The Cerberus Project

GoAccess:

Aggregate HTTP/Apache log monitoring

While Zabbix monitors the entire cluster from an internal standpoint, there are other logging operations to stay on top of in terms of server diagnostics. One of these other integral services is GoAccess, which is purely an open source Apache log monitor.

In order to make sure that HTTP/Apache hosted resources are remaining secure, all of the Apache log files are scrubbed for their statistics. This also helps in adding weekly firewall updates, as spam and malicious attempts to XSS (cross site script) attacks to required outward facing pages are made.

GoAccess is running in several instances on the HEADNODE of the system and updates every minute with new statistics.

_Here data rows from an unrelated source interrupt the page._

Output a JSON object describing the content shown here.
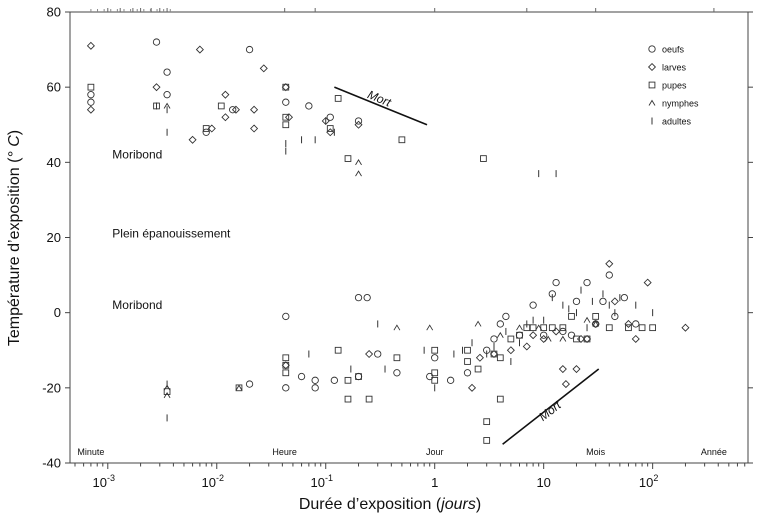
{
  "chart_data": {
    "type": "scatter",
    "title": "",
    "xlabel_main": "Durée d’exposition (",
    "xlabel_unit": "jours",
    "xlabel_end": ")",
    "ylabel_main": "Température d’exposition (",
    "ylabel_unit": "° C",
    "ylabel_end": ")",
    "x_scale": "log10",
    "xlim": [
      0.00045,
      750
    ],
    "ylim": [
      -40,
      80
    ],
    "y_ticks": [
      -40,
      -20,
      0,
      20,
      40,
      60,
      80
    ],
    "x_ticks": [
      {
        "value": 0.001,
        "base": "10",
        "exp": "-3"
      },
      {
        "value": 0.01,
        "base": "10",
        "exp": "-2"
      },
      {
        "value": 0.1,
        "base": "10",
        "exp": "-1"
      },
      {
        "value": 1,
        "base": "1",
        "exp": ""
      },
      {
        "value": 10,
        "base": "10",
        "exp": ""
      },
      {
        "value": 100,
        "base": "10",
        "exp": "2"
      }
    ],
    "time_scale_labels": [
      {
        "label": "Minute",
        "x": 0.0007
      },
      {
        "label": "Heure",
        "x": 0.042
      },
      {
        "label": "Jour",
        "x": 1
      },
      {
        "label": "Mois",
        "x": 30
      },
      {
        "label": "Année",
        "x": 365
      }
    ],
    "region_labels": [
      {
        "label": "Moribond",
        "x": 0.0011,
        "y": 41
      },
      {
        "label": "Plein épanouissement",
        "x": 0.0011,
        "y": 20
      },
      {
        "label": "Moribond",
        "x": 0.0011,
        "y": 1
      }
    ],
    "mort_lines": [
      {
        "label": "Mort",
        "from": [
          0.12,
          60
        ],
        "to": [
          0.85,
          50
        ],
        "label_at": [
          0.3,
          56
        ]
      },
      {
        "label": "Mort",
        "from": [
          4.2,
          -35
        ],
        "to": [
          32,
          -15
        ],
        "label_at": [
          12,
          -27
        ]
      }
    ],
    "legend": {
      "placement": "top-right",
      "items": [
        {
          "key": "oeufs",
          "label": "oeufs",
          "marker": "circle"
        },
        {
          "key": "larves",
          "label": "larves",
          "marker": "diamond"
        },
        {
          "key": "pupes",
          "label": "pupes",
          "marker": "square"
        },
        {
          "key": "nymphes",
          "label": "nymphes",
          "marker": "caret"
        },
        {
          "key": "adultes",
          "label": "adultes",
          "marker": "bar"
        }
      ]
    },
    "series": [
      {
        "name": "oeufs",
        "marker": "circle",
        "points": [
          [
            0.0028,
            72
          ],
          [
            0.0035,
            64
          ],
          [
            0.0035,
            58
          ],
          [
            0.0007,
            56
          ],
          [
            0.008,
            48
          ],
          [
            0.02,
            70
          ],
          [
            0.043,
            56
          ],
          [
            0.07,
            55
          ],
          [
            0.11,
            52
          ],
          [
            0.2,
            51
          ],
          [
            0.014,
            54
          ],
          [
            0.043,
            -1
          ],
          [
            0.2,
            4
          ],
          [
            0.24,
            4
          ],
          [
            0.0007,
            58
          ],
          [
            0.043,
            -20
          ],
          [
            0.08,
            -20
          ],
          [
            0.08,
            -18
          ],
          [
            0.12,
            -18
          ],
          [
            0.2,
            -17
          ],
          [
            0.45,
            -16
          ],
          [
            0.9,
            -17
          ],
          [
            1.0,
            -12
          ],
          [
            2.0,
            -16
          ],
          [
            3.0,
            -10
          ],
          [
            3.5,
            -7
          ],
          [
            4.0,
            -3
          ],
          [
            4.5,
            -1
          ],
          [
            6,
            -6
          ],
          [
            8,
            2
          ],
          [
            10,
            -6
          ],
          [
            12,
            5
          ],
          [
            13,
            8
          ],
          [
            15,
            -5
          ],
          [
            18,
            -6
          ],
          [
            20,
            3
          ],
          [
            25,
            8
          ],
          [
            30,
            -3
          ],
          [
            35,
            3
          ],
          [
            40,
            10
          ],
          [
            45,
            -1
          ],
          [
            55,
            4
          ],
          [
            70,
            -3
          ],
          [
            0.3,
            -11
          ],
          [
            0.06,
            -17
          ],
          [
            0.02,
            -19
          ],
          [
            1.4,
            -18
          ]
        ]
      },
      {
        "name": "larves",
        "marker": "diamond",
        "points": [
          [
            0.0007,
            71
          ],
          [
            0.0007,
            54
          ],
          [
            0.007,
            70
          ],
          [
            0.0028,
            60
          ],
          [
            0.009,
            49
          ],
          [
            0.012,
            52
          ],
          [
            0.012,
            58
          ],
          [
            0.015,
            54
          ],
          [
            0.022,
            54
          ],
          [
            0.027,
            65
          ],
          [
            0.043,
            60
          ],
          [
            0.046,
            52
          ],
          [
            0.11,
            48
          ],
          [
            0.2,
            50
          ],
          [
            0.043,
            -14
          ],
          [
            0.25,
            -11
          ],
          [
            2.2,
            -20
          ],
          [
            2.6,
            -12
          ],
          [
            3.5,
            -11
          ],
          [
            5,
            -10
          ],
          [
            7,
            -9
          ],
          [
            8,
            -6
          ],
          [
            10,
            -7
          ],
          [
            13,
            -5
          ],
          [
            15,
            -15
          ],
          [
            16,
            -19
          ],
          [
            20,
            -15
          ],
          [
            22,
            -7
          ],
          [
            25,
            -7
          ],
          [
            30,
            -3
          ],
          [
            40,
            13
          ],
          [
            45,
            3
          ],
          [
            60,
            -3
          ],
          [
            70,
            -7
          ],
          [
            90,
            8
          ],
          [
            200,
            -4
          ],
          [
            0.006,
            46
          ],
          [
            0.022,
            49
          ],
          [
            0.1,
            51
          ]
        ]
      },
      {
        "name": "pupes",
        "marker": "square",
        "points": [
          [
            0.0007,
            60
          ],
          [
            0.0028,
            55
          ],
          [
            0.008,
            49
          ],
          [
            0.011,
            55
          ],
          [
            0.043,
            60
          ],
          [
            0.043,
            52
          ],
          [
            0.043,
            50
          ],
          [
            0.11,
            49
          ],
          [
            0.13,
            57
          ],
          [
            0.16,
            41
          ],
          [
            0.5,
            46
          ],
          [
            2.8,
            41
          ],
          [
            0.016,
            -20
          ],
          [
            0.043,
            -12
          ],
          [
            0.043,
            -14
          ],
          [
            0.043,
            -16
          ],
          [
            0.13,
            -10
          ],
          [
            0.16,
            -23
          ],
          [
            0.25,
            -23
          ],
          [
            0.16,
            -18
          ],
          [
            1,
            -18
          ],
          [
            1,
            -10
          ],
          [
            2,
            -10
          ],
          [
            2,
            -13
          ],
          [
            2.5,
            -15
          ],
          [
            3,
            -29
          ],
          [
            3,
            -34
          ],
          [
            3.5,
            -11
          ],
          [
            4,
            -23
          ],
          [
            4,
            -12
          ],
          [
            5,
            -7
          ],
          [
            6,
            -6
          ],
          [
            7,
            -4
          ],
          [
            8,
            -4
          ],
          [
            10,
            -4
          ],
          [
            12,
            -4
          ],
          [
            15,
            -4
          ],
          [
            18,
            -1
          ],
          [
            20,
            -7
          ],
          [
            25,
            -7
          ],
          [
            30,
            -1
          ],
          [
            40,
            -4
          ],
          [
            60,
            -4
          ],
          [
            80,
            -4
          ],
          [
            100,
            -4
          ],
          [
            0.2,
            -17
          ],
          [
            1,
            -16
          ],
          [
            0.45,
            -12
          ],
          [
            0.0035,
            -21
          ]
        ]
      },
      {
        "name": "nymphes",
        "marker": "caret",
        "points": [
          [
            0.0035,
            55
          ],
          [
            0.0035,
            -22
          ],
          [
            0.0035,
            -20
          ],
          [
            0.016,
            -20
          ],
          [
            0.2,
            40
          ],
          [
            0.2,
            37
          ],
          [
            0.45,
            -4
          ],
          [
            2.5,
            -3
          ],
          [
            4,
            -6
          ],
          [
            6,
            -4
          ],
          [
            9,
            -4
          ],
          [
            11,
            -7
          ],
          [
            15,
            -7
          ],
          [
            25,
            -2
          ],
          [
            30,
            -3
          ],
          [
            0.9,
            -4
          ]
        ]
      },
      {
        "name": "adultes",
        "marker": "bar",
        "points": [
          [
            0.0028,
            55
          ],
          [
            0.0035,
            48
          ],
          [
            0.0035,
            -28
          ],
          [
            0.0035,
            -19
          ],
          [
            0.043,
            45
          ],
          [
            0.043,
            43
          ],
          [
            0.08,
            46
          ],
          [
            0.1,
            51
          ],
          [
            0.12,
            48
          ],
          [
            0.17,
            -15
          ],
          [
            0.35,
            -15
          ],
          [
            0.8,
            -10
          ],
          [
            1,
            -20
          ],
          [
            1.5,
            -11
          ],
          [
            1.8,
            -10
          ],
          [
            2.2,
            -8
          ],
          [
            3,
            -11
          ],
          [
            3.5,
            -9
          ],
          [
            4.5,
            -5
          ],
          [
            5,
            -13
          ],
          [
            7,
            -3
          ],
          [
            9,
            37
          ],
          [
            13,
            37
          ],
          [
            10,
            -2
          ],
          [
            12,
            4
          ],
          [
            15,
            2
          ],
          [
            20,
            0
          ],
          [
            25,
            -4
          ],
          [
            28,
            3
          ],
          [
            35,
            5
          ],
          [
            40,
            2
          ],
          [
            45,
            0
          ],
          [
            50,
            4
          ],
          [
            70,
            2
          ],
          [
            100,
            0
          ],
          [
            0.07,
            -11
          ],
          [
            0.0035,
            54
          ],
          [
            0.06,
            46
          ],
          [
            0.3,
            -3
          ],
          [
            6,
            -8
          ],
          [
            8,
            -2
          ],
          [
            17,
            1
          ],
          [
            22,
            6
          ]
        ]
      }
    ]
  }
}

Each day at noon, the aggregate collection of averaged stats are emailed to the head admin to look over for any potential irregularities.

GoAccess is far from the most intuitive piece of software to be implemented, and thus its behavior is heavily scripted and modified internally to run across all outward facing systems to collect relevant log files and then forward to the headnode for analysis.

Once the information is internalized and analyzed, a custom HTML/PDF document is created by the program hosted scripts and hosted internally for elegant analysis.

GoAccess Web Panel

Here, IP's are logged and page requests are displayed in an easy manner. Tons of traffic is purely internal requests but rogue attempts to scrape data are also recorded which helps promote internal and external security by addressing attacks as they happen.